There are numerous issues with Eastern time. The first is complicated math. Students must figure out the equation to translate from Eastern time to their local time. While that sounds trivial it can actually be quite complicated. I know that I have trouble with "time zone math" even though I pride myself on my mathematical abilities. The second issue is daylight savings time, which we just entered, and which just caused numerous people to miss an important deadline. The third issue is the 12 hour clock, by using a twelve hour clock and AM/PM the math becomes even more difficult.
How are we to be fair? The only way I can imagine to be fair is to use our worldwide time standard(UTC), and always use a 24 hour clock.. With this decided, I must reformulate all deadlines.
This actually brings up two questions:
1. If I say the week's lessons releases on Friday, what time on Friday, and in what time zone?
- My preference would be to have my local Friday to release the content, 12:00 noon would be nice.
- To be fair I will release it at 00:00 UTC Saturday which ends up being 8:00 PM on Friday Eastern Daylight Time.
- My preference would be to say 6:00 PM EDT, nice and clean for me.
- To be fair, I will set any Monday due date to be due on Tuesday 00:00 UTC.
- The week's video lectures will be released at 00:00 UTC on Saturdays.
- Peer review assessments deadline is 00:00 UTC on Saturdays.
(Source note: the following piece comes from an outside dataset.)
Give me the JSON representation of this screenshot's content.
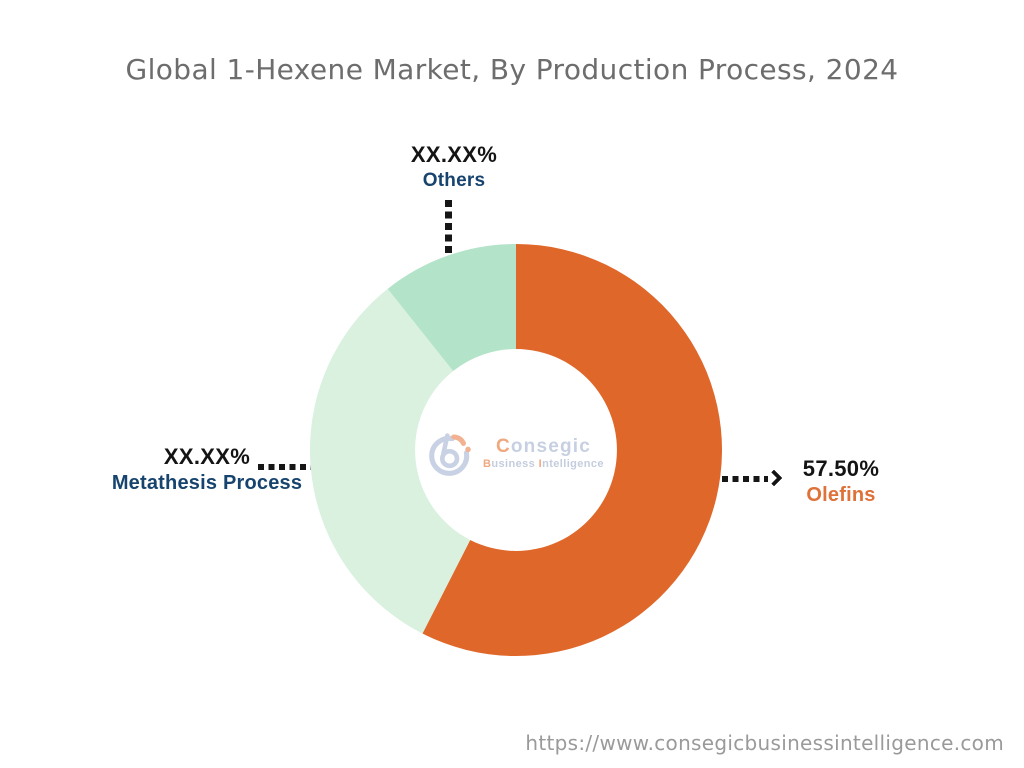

- Assignment deadline is 00:00 UTC on Tuesday.
- Quiz deadline is 00:00 UTC on Tuesday.
- Quizzes will be accepted up to one day late: 00:00 UTC on Wednesday.
To facilitate easy coordination of calendars, I have also created a Google calendar that will be embedded in the schedule page and I will include XML HTML and iCal links in the class schedule announcement.
Honestly, I have not been clear enough or made it easy enough for the community to know the deadlines. Mainly this is because I had not given it enough thought(a major mistake in my preparation). To be effective, a mooc teacher must have a habit of global thinking. This has become a major challenge for me and I am delighted to take on this kind of thinking. As the planet's population becomes more connected we will have to become sensitive to timezones and how we schedule. This is a benefit for me as a teacher of a mooc, but also a lesson that we can transfer on to our students.
In considering my solution I do find it euro-centric, and I hate to continue that tradition, but the benefits of easy math for all and a clean time/date policy are enough to convince me that it is the correct solution.
The next challenge is announcing this to the class in an "unmisunderstandable" way.
Finally, I have decided to include the students in this blog itself. I want to be open and clear and if students want to see my justification for setting the schedule this way they can view this post. So, I will include a link to this post in the class scheduling announcement.